Harvard University's Brian Jacob and Brigham Young University's Lars Lefgren found that principals do a good job of assessing overall teacher effectiveness and are especially adept at identifying those teachers who are in the top or bottom groups, based on how much students are learning in their classes.
As interest in linking teachers' salaries directly to student achievement grows in states across the nation, Jacob and Lefgren see an important role for principals to play in determining merit pay. The evidence in their research suggests that merit-pay programs that focus on the highest- and lowest-performing teachers should be based in part on evaluations by principals.
Jacob and Lefgren surveyed all 13 elementary school principals in a midsized school district in the western United States. The principals assessed 202 teachers in grades two through six. They were asked to provide a rating of overall teacher effectiveness and to judge ten specific teacher characteristics, including dedication and work ethic, classroom management, parent satisfaction, and ability to improve math and reading achievement.
The researchers looked at the principals' overall ratings of teachers and examined how different qualities in the teachers were valued. They compared a principal's assessment of a teacher's effectiveness at raising student achievement in reading or math with the actual ability of that teacher to do so as measured by his or her value-added.

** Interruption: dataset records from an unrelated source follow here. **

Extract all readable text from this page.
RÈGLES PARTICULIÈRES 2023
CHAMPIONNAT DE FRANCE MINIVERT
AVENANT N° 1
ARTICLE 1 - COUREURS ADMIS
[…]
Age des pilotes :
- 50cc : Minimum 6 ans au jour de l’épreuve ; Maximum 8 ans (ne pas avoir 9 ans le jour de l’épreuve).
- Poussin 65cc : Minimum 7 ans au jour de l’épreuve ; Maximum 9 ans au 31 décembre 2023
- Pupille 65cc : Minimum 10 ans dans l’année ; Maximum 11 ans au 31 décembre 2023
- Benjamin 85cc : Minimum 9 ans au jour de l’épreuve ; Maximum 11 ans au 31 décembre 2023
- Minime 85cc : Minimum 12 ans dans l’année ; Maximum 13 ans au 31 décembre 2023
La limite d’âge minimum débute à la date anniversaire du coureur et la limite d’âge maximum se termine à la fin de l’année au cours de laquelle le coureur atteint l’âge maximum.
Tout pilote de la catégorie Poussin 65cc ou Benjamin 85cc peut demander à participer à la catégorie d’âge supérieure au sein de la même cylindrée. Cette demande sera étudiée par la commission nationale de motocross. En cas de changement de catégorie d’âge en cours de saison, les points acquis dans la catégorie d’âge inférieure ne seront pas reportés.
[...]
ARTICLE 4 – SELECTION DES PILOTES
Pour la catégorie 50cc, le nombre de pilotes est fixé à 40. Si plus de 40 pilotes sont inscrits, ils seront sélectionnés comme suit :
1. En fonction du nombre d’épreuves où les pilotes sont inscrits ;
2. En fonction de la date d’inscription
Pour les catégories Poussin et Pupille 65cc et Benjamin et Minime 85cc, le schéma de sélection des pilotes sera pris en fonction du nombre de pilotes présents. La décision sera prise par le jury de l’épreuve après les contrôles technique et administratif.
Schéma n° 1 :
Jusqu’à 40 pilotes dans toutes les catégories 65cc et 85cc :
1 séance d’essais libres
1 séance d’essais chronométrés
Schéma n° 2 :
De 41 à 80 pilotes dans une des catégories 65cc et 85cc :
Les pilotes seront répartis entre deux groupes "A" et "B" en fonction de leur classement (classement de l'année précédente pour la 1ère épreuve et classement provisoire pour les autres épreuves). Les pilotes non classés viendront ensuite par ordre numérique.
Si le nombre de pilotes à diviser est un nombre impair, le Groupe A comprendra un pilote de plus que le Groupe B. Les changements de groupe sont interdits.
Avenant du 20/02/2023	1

In addition to helping identify the best and the worst teachers, Jacob and Lefgren found that principals' ratings of teachers -- both overall ratings and ratings of teachers' ability to improve achievement -- were effective predictors of future achievement gains by their students.
Brian Jacob is assistant professor of public policy at the John F. Kennedy School of Government at Harvard University and a faculty research fellow with the National Bureau of Economic Research. Lars Lefgren is assistant professor of economics at Brigham Young University.
Education Next is a scholarly journal published by the Hoover Institution that is committed to looking at hard facts about school reform. Other sponsoring institutions are the Harvard Program on Education Policy and Governance, the Thomas B. Fordham Foundation, and the Manhattan Institute for Policy Research.